36Der Beklagten zu 1. sollte zum einen nach dem Klageantrag der Vertrieb etc. der Waren nur dann untersagt werden, „wenn sie nicht die Klägerin vorab vom Feilhalten … unterrichtet haben und ihr auf Verlangen ein Muster der veränderten Ware zur Verfügung gestellt haben“ (zur Auslegung von „solange“ BGH WRP 2016, 331 , Rn. 33 ff.) Das Verbot betraf mithin nicht den Zeitraum, nachdem diesen Voraussetzungen genügt worden ist. Insbesondere war – wie bereits im Termin vom 01. März 2016 erörtert – die zwischen den Parteien umstrittenen Fragen, ob die Aufbringung eines Etiketts mit einer neuen Pharmazentralnummer zum Vertrieb notwendig war, ob der Aufkleber „sauber“ aufgebracht ist und ob der Inhalt des Aufdrucks „Inverkehrbringer BRD“ irreführend ist, neben den unter 1. angesprochenen Problemen irrelevant. Selbst wenn diese – oder nur eine von ihnen – zugunsten der Klägerin zu beantworten wäre, führte dies nicht zu einem weitergehenden Unterlassungstitel.

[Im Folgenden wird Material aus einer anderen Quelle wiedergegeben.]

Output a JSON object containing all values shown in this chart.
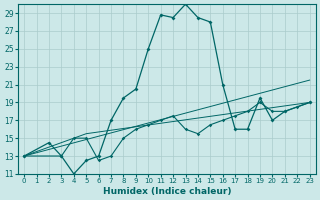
{
  "xlabel": "Humidex (Indice chaleur)",
  "bg_color": "#cce8e8",
  "grid_color": "#aacccc",
  "line_color": "#006666",
  "xlim": [
    -0.5,
    23.5
  ],
  "ylim": [
    11,
    30
  ],
  "yticks": [
    11,
    13,
    15,
    17,
    19,
    21,
    23,
    25,
    27,
    29
  ],
  "xticks": [
    0,
    1,
    2,
    3,
    4,
    5,
    6,
    7,
    8,
    9,
    10,
    11,
    12,
    13,
    14,
    15,
    16,
    17,
    18,
    19,
    20,
    21,
    22,
    23
  ],
  "series": [
    {
      "x": [
        0,
        2,
        3,
        4,
        5,
        6,
        7,
        8,
        9,
        10,
        11,
        12,
        13,
        14,
        15,
        16,
        17,
        18,
        19,
        20,
        21,
        23
      ],
      "y": [
        13,
        14.5,
        13,
        11,
        12.5,
        13,
        17,
        19.5,
        20.5,
        25,
        28.8,
        28.5,
        30,
        28.5,
        28,
        21,
        16,
        16,
        19.5,
        17,
        18,
        19
      ]
    },
    {
      "x": [
        0,
        3,
        4,
        5,
        6,
        7,
        8,
        9,
        10,
        11,
        12,
        13,
        14,
        15,
        16,
        17,
        18,
        19,
        20,
        21,
        22,
        23
      ],
      "y": [
        13,
        13,
        15,
        15,
        12.5,
        13,
        15,
        16,
        16.5,
        17,
        17.5,
        16,
        15.5,
        16.5,
        17,
        17.5,
        18,
        19,
        18,
        18,
        18.5,
        19
      ]
    },
    {
      "x": [
        0,
        5,
        23
      ],
      "y": [
        13,
        15.5,
        19
      ]
    },
    {
      "x": [
        0,
        23
      ],
      "y": [
        13,
        21.5
      ]
    }
  ]
}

37Zum anderen ist der Antrag – wie ebenfalls im Termin vom 21. März 2016 erörtert – eng auf das jeweils abgebildete Produkt begrenzt. Die Klägerin hat jedes Erzeugnis in jeder Variante für sich zu einem eigenen Streitgegenstand gemacht. Zudem hat sie erklärt, die Anzeige müsse für jeden Fall der Änderung des Aufklebers, und zwar unabhängig davon, ob diese den Inhalt oder den Ort des Aufklebers betreffe, erneut erfolgen. Aus diesem Grunde sei die Anzeige der Beklagten zu 1., vom 02. Mai 2012, die zwar die fraglichen Produkte, aber andersgeartete Aufkleber beträfe, unzureichend. Daraus folgt, dass der Klageantrag – anders als die Klägerin im Termin vom 01. März 2016 gemeint hat – konkret auf das abgebildete Produkt bezogen ist und nicht – auch nicht nach den Grundsätzen der „Kerntheorie“ – auf andere Erzeugnisse oder auf die fraglichen Erzeugnisse, aber mit andersgearteten Aufklebern versehen, verallgemeinert werden kann.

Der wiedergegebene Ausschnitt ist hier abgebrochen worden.